Catalyst precursors from blood
My wife is a hematologist, so we talk about blood disorders all the time. Since she has a biochemistry background, it is easy for us to communicate on a level that is somewhat molecular in nature. I lose her when we start considering clinical aspects of blood disease – this is way over my head.

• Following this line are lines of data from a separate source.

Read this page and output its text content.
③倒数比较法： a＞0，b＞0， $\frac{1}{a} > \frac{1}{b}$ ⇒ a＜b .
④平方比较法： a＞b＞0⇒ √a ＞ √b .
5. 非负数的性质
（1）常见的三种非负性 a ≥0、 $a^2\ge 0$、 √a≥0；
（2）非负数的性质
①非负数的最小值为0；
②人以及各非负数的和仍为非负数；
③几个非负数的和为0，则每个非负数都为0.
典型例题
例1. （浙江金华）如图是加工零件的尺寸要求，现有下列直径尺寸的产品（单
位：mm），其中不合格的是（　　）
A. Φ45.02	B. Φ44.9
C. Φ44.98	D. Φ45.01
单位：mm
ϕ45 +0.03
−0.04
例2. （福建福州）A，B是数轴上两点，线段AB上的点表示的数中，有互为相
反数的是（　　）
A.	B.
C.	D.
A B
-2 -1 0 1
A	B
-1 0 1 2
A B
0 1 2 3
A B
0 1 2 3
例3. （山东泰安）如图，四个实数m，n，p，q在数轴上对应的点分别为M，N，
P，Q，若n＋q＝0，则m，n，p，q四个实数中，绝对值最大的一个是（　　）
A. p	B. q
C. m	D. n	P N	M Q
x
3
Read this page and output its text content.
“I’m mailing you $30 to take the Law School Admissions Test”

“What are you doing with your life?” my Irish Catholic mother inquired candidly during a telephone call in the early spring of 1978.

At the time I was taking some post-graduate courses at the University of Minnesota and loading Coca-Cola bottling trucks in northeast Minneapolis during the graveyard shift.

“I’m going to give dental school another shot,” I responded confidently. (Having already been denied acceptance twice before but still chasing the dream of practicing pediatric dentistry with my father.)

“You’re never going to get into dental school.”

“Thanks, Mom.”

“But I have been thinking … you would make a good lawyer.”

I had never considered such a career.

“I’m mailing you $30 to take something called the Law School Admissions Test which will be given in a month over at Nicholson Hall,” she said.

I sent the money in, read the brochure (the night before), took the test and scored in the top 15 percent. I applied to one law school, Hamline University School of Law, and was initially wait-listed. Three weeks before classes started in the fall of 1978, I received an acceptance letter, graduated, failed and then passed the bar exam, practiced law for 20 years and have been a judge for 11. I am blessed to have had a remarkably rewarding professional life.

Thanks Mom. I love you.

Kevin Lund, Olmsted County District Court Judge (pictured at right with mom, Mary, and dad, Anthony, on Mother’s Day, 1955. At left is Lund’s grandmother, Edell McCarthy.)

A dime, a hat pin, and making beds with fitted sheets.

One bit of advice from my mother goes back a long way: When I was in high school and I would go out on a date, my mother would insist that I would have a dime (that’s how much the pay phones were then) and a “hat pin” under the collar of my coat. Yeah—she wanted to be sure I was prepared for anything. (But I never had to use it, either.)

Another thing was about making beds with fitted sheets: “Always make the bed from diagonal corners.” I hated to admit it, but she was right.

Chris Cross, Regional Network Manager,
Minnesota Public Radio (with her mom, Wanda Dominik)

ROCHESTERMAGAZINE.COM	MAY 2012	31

In regards to molecular components of blood, I was glad to hear Professor Rudi Fasan’s advances in the area of cyclopropanation while in Rochester last week. Myoglobin is what links Rudi’s work with my post-dinner discourses with Jovana. In his Angewandte paper, which was published at the beginning of this year, Rudy and his team were able to show that myoglobin catalyzes cyclopropanation of olefins. Coupled with its function as oxygen carrier in the heart and skeletal muscles, this cyclopropanation business makes myglobin ever more interesting. Scalability and surprising robustness (up to 46,800 TON) are the most remarkable features of this system. I particularly liked the rational approach to improving catalytic efficiency through site-directed mutagenesis. As you might imagine, there are just so many reactions out there that involve activation of diazo compounds using transition metals. I think that the future for atom transfer processes using the constituents of blood is a bright one.